Unraveling the Twin and Tunability of the Crystal Domain Sizes in the Medium-Pore Zeolite ZSM-57 by Electron Crystallography

Tailoring the morphology of a specific crystalline material through distinct crystal growth mechanisms (classical and nonclassical) is challenging. Herein, we report the two unique morphologies of a medium-pore (10x8-ring) zeolite, ZSM-57, prepared by employing an identical organic structure-directing agent (OSDA) and different inorganic cations, namely Na+ and K+, denoted as ZSM-57-Na (pentagonal nanoplates) and ZSM-57-K (pentagonal nanoprisms), respectively. The tunable twin domain size and twin boundaries in both samples have been unraveled at the atomic level by electron crystallography. It is of significance to note that the 10-ring pore openings run perpendicular to the pentagonal nanoplates and nanoprisms.
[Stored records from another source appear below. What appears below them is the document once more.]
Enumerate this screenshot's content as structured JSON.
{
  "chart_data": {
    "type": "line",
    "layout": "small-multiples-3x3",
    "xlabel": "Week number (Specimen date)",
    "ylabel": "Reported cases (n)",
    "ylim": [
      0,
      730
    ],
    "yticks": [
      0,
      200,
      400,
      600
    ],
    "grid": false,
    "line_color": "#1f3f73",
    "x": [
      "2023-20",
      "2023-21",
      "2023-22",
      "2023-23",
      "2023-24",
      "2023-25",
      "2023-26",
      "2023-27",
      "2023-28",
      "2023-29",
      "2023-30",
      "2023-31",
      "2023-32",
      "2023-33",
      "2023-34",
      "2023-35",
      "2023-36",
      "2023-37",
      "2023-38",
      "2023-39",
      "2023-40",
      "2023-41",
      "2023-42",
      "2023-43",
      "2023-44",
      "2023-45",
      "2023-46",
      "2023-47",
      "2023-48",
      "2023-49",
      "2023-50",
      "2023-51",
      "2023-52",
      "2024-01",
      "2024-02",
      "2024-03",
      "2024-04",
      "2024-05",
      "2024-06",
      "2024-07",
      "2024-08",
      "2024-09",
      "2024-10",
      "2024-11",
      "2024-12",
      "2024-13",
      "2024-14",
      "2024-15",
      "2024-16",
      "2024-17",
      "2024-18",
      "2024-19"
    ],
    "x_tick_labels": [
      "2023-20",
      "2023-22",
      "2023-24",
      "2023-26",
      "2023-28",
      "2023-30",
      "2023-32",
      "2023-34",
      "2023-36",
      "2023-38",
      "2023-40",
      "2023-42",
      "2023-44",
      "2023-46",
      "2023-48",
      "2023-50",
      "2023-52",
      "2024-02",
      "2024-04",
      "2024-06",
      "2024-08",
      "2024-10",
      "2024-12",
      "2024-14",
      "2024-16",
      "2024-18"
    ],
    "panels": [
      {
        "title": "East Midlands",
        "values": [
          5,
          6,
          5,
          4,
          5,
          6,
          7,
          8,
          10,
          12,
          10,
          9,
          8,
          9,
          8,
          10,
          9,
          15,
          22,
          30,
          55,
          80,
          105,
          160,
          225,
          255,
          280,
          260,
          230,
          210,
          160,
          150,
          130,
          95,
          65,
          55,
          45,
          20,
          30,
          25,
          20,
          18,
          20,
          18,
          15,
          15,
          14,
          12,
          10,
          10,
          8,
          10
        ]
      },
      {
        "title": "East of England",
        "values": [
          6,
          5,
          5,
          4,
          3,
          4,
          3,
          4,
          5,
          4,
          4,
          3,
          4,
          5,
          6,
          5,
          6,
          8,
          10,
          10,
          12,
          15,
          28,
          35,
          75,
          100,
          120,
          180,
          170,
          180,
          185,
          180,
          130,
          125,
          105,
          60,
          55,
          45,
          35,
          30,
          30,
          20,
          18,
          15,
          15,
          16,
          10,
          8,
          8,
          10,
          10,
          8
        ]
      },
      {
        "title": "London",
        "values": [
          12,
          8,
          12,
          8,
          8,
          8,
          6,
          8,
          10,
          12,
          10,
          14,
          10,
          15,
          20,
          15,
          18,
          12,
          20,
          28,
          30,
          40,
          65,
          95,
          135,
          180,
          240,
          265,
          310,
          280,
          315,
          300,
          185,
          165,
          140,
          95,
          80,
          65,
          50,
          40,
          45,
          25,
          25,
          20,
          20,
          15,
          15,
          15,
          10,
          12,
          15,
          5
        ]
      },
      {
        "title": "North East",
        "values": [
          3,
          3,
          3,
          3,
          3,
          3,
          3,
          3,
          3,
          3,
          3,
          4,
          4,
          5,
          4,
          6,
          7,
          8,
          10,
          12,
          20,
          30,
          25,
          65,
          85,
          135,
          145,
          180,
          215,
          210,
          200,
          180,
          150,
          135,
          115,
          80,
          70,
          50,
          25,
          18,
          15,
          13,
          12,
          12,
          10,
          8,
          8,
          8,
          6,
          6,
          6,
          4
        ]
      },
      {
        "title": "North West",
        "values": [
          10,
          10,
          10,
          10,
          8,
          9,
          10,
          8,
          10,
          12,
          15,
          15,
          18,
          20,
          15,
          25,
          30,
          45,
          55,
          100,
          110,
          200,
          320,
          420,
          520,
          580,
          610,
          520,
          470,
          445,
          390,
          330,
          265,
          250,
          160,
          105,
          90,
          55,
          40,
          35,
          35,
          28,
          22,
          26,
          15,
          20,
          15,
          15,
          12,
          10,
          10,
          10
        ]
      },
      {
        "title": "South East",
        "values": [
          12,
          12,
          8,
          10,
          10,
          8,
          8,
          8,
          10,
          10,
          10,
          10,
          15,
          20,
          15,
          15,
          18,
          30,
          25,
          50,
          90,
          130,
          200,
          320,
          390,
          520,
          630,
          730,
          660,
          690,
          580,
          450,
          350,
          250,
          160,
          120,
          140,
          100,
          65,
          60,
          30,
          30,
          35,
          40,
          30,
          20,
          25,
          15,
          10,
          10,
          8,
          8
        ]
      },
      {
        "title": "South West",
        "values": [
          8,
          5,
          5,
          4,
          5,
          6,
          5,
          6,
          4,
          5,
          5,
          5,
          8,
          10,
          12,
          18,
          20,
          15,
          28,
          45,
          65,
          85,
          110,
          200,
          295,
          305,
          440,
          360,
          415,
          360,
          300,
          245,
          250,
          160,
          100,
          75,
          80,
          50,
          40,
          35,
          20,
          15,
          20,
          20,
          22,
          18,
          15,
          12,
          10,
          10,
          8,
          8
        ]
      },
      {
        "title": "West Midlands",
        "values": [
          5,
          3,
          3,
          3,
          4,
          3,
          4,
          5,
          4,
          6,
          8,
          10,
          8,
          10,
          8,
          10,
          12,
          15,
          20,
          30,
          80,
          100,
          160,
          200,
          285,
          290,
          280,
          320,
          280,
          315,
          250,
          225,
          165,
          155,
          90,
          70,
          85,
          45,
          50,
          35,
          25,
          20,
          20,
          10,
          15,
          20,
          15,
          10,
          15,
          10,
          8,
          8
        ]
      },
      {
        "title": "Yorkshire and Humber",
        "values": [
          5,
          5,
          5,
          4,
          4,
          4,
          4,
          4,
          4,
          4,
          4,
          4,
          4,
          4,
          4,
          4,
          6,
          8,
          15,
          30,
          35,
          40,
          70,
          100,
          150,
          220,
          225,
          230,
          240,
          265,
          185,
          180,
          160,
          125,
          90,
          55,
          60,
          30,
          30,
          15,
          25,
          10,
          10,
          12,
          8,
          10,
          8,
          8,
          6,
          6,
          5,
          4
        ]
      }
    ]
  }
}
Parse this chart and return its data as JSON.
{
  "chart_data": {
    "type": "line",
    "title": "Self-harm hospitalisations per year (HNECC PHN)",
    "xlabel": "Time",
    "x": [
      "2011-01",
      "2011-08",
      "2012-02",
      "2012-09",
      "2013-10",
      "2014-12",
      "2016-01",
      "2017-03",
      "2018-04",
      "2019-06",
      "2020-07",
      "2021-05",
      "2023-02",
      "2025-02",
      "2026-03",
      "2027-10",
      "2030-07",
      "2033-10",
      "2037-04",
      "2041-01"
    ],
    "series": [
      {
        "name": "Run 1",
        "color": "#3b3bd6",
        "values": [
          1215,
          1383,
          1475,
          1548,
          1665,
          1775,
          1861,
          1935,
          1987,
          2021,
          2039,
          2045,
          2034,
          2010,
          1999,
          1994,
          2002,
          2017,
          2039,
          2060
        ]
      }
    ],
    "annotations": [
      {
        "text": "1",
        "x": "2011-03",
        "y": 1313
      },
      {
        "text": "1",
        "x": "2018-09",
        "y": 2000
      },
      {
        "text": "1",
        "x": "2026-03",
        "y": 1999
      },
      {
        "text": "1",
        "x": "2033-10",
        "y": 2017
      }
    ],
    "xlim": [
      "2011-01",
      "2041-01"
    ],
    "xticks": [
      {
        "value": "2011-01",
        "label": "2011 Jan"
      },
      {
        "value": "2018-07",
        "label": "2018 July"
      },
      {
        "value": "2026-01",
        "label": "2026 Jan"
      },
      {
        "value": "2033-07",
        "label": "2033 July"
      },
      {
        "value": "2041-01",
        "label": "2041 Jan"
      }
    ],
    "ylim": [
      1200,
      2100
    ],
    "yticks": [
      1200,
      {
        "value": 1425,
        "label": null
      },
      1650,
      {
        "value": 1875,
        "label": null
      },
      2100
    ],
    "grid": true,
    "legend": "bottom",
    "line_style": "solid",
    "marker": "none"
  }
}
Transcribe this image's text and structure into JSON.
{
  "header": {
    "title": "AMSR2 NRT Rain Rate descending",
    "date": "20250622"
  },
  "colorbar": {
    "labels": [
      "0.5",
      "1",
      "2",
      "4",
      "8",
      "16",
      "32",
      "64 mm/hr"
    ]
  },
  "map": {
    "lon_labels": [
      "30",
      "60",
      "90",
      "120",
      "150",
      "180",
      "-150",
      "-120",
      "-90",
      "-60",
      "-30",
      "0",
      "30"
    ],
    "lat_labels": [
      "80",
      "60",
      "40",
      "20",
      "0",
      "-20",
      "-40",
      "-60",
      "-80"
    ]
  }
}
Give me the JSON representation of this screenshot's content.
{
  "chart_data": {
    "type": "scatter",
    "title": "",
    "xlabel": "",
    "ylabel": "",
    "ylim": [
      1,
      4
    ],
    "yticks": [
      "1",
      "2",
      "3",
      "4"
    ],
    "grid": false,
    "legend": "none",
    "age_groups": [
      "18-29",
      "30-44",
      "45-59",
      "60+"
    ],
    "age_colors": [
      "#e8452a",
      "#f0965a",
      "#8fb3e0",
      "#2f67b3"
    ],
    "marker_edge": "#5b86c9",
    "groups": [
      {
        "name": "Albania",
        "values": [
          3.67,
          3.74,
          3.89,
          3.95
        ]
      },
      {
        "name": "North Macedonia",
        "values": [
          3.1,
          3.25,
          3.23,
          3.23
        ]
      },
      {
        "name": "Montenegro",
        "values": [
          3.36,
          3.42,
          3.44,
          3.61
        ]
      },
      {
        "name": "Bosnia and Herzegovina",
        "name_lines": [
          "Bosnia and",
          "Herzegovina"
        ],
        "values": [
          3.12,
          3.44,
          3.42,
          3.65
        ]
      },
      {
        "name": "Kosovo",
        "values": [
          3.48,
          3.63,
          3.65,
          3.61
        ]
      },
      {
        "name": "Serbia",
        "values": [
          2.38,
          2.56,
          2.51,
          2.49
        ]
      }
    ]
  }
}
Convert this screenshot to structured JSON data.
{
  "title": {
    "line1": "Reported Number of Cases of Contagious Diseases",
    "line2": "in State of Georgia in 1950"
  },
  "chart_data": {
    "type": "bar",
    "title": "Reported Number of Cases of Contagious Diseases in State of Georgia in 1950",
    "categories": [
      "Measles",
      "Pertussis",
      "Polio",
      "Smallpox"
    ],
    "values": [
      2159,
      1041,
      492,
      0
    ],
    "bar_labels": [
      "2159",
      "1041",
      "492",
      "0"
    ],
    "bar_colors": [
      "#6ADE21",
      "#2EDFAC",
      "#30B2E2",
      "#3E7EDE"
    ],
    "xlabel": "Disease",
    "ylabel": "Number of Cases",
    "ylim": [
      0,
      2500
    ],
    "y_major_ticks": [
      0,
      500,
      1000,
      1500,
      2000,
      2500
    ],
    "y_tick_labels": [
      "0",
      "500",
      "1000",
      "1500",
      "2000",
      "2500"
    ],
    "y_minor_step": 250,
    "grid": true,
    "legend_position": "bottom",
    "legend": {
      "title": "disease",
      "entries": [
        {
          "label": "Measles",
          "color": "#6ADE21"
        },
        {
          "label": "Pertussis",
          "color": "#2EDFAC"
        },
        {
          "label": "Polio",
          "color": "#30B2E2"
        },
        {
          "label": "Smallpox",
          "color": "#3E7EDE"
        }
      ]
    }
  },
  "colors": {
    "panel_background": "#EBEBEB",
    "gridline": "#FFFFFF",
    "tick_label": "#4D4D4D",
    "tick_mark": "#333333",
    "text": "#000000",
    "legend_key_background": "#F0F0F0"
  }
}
Moreover, the distinct crystal growth mechanisms, which result in the different unique morphologies and tunable twin domains, were further determined by electron crystallography combined with other techniques. Nonclassical growth involving the aggregation of amorphous aluminosilicate nanoparticles to the smooth ZSM-57-Na crystal surface dominates the ZSM-57-Na crystallization process. For the ZSM-57-K sample, the classical layer-by-layer growth through the addition of silica molecules to advancing steps on the crystal surface dominates the ZSM-57-K crystallization process. The different morphologies of both samples result in the distinct catalytic lifespan of the methanol conversion and selectivity of lower olefins.